La grande mosquée de Taroudant

Située dans la plaine du Souss à 85 km de la ville d’Agadir, Taroudant, ou "la petite Marrakech" comme les Roudanis aiment l’appeler, est l’une des plus anciennes villes du Royaume. Destination privilégiée des touristes, elle est célèbre pour ses remparts de couleurs ocre et rouge entourés de jardins, pour ses portes voûtées à l’instar de Bab al-casbah et Bab Targhount ainsi que pour son patrimoine religieux qui compte une quarantaine de mosquées. L’histoire de Taroudant se perd dans la nuit des temps. La ville date d’avant la présence romaine au Maroc. Elle a  servi de base arrière aux Amazighs dans leur lutte contre l’occupation romaine et elle sera ravagée par la guerre. Sous le règne des Almoravides puis des Almohades, Taroudant renaît et connaît un essor fastueux. A cette époque, elle a servi de base militaire pour le contrôle de la région du Souss assurant, par là-même, le commerce caravanier en provenance du Sahara. Toutefois, l’avènement des Mérinides sonne le déclin de Taroudant. Relégué au second plan durant deux siècles, elle sera supplantée par d’autres centres du Souss comme Tiout et Tidsi.

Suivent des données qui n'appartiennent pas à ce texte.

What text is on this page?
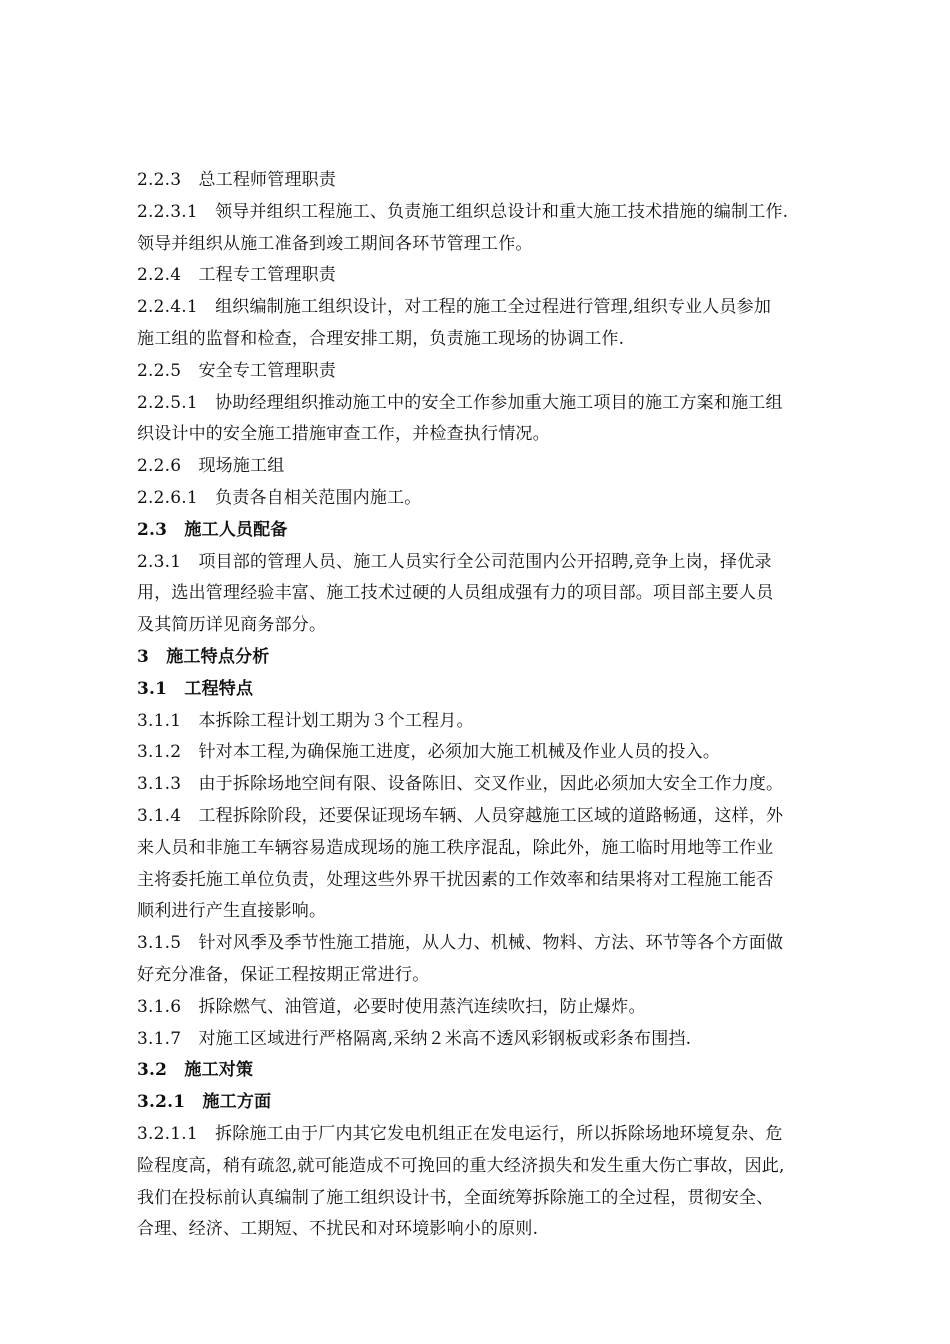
2.2.3　总工程师管理职责
2.2.3.1　领导并组织工程施工、负责施工组织总设计和重大施工技术措施的编制工作.
领导并组织从施工准备到竣工期间各环节管理工作。
2.2.4　工程专工管理职责
2.2.4.1　组织编制施工组织设计，对工程的施工全过程进行管理,组织专业人员参加
施工组的监督和检查，合理安排工期，负责施工现场的协调工作.
2.2.5　安全专工管理职责
2.2.5.1　协助经理组织推动施工中的安全工作参加重大施工项目的施工方案和施工组
织设计中的安全施工措施审查工作，并检查执行情况。
2.2.6　现场施工组
2.2.6.1　负责各自相关范围内施工。
2.3　施工人员配备
2.3.1　项目部的管理人员、施工人员实行全公司范围内公开招聘,竞争上岗，择优录
用，选出管理经验丰富、施工技术过硬的人员组成强有力的项目部。项目部主要人员
及其简历详见商务部分。
3　施工特点分析
3.1　工程特点
3.1.1　本拆除工程计划工期为３个工程月。
3.1.2　针对本工程,为确保施工进度，必须加大施工机械及作业人员的投入。
3.1.3　由于拆除场地空间有限、设备陈旧、交叉作业，因此必须加大安全工作力度。
3.1.4　工程拆除阶段，还要保证现场车辆、人员穿越施工区域的道路畅通，这样，外
来人员和非施工车辆容易造成现场的施工秩序混乱，除此外，施工临时用地等工作业
主将委托施工单位负责，处理这些外界干扰因素的工作效率和结果将对工程施工能否
顺利进行产生直接影响。
3.1.5　针对风季及季节性施工措施，从人力、机械、物料、方法、环节等各个方面做
好充分准备，保证工程按期正常进行。
3.1.6　拆除燃气、油管道，必要时使用蒸汽连续吹扫，防止爆炸。
3.1.7　对施工区域进行严格隔离,采纳２米高不透风彩钢板或彩条布围挡.
3.2　施工对策
3.2.1　施工方面
3.2.1.1　拆除施工由于厂内其它发电机组正在发电运行，所以拆除场地环境复杂、危
险程度高，稍有疏忽,就可能造成不可挽回的重大经济损失和发生重大伤亡事故，因此,
我们在投标前认真编制了施工组织设计书，全面统筹拆除施工的全过程，贯彻安全、
合理、经济、工期短、不扰民和对环境影响小的原则.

Taroudant ne reprendra son éclat et son développement que sous la dynastie des Saâdiens. Elle connaîtra son apogée au XVIème siècle sous le règne de Mohammed Cheikh qui en fait sa capitale et le lieu de départ  pour ses offensives contre les Portugais installés à Agadir. Elle devient alors un centre caravanier important, célèbre pour l’abondance et la qualité de ses marchandises comme le sucre, le coton et le riz. La ville sera également célèbre pour ses splendides constructions comme l’est la casbah sultanienne.
L’une des réalisations les plus importantes et les plus grandioses a été l’édification de la grande mosquée. C’est le Souverain saâdien Mohammed cheikh qui a donné l’ordre de sa construction et de celle de la medersa qui lui est contiguë.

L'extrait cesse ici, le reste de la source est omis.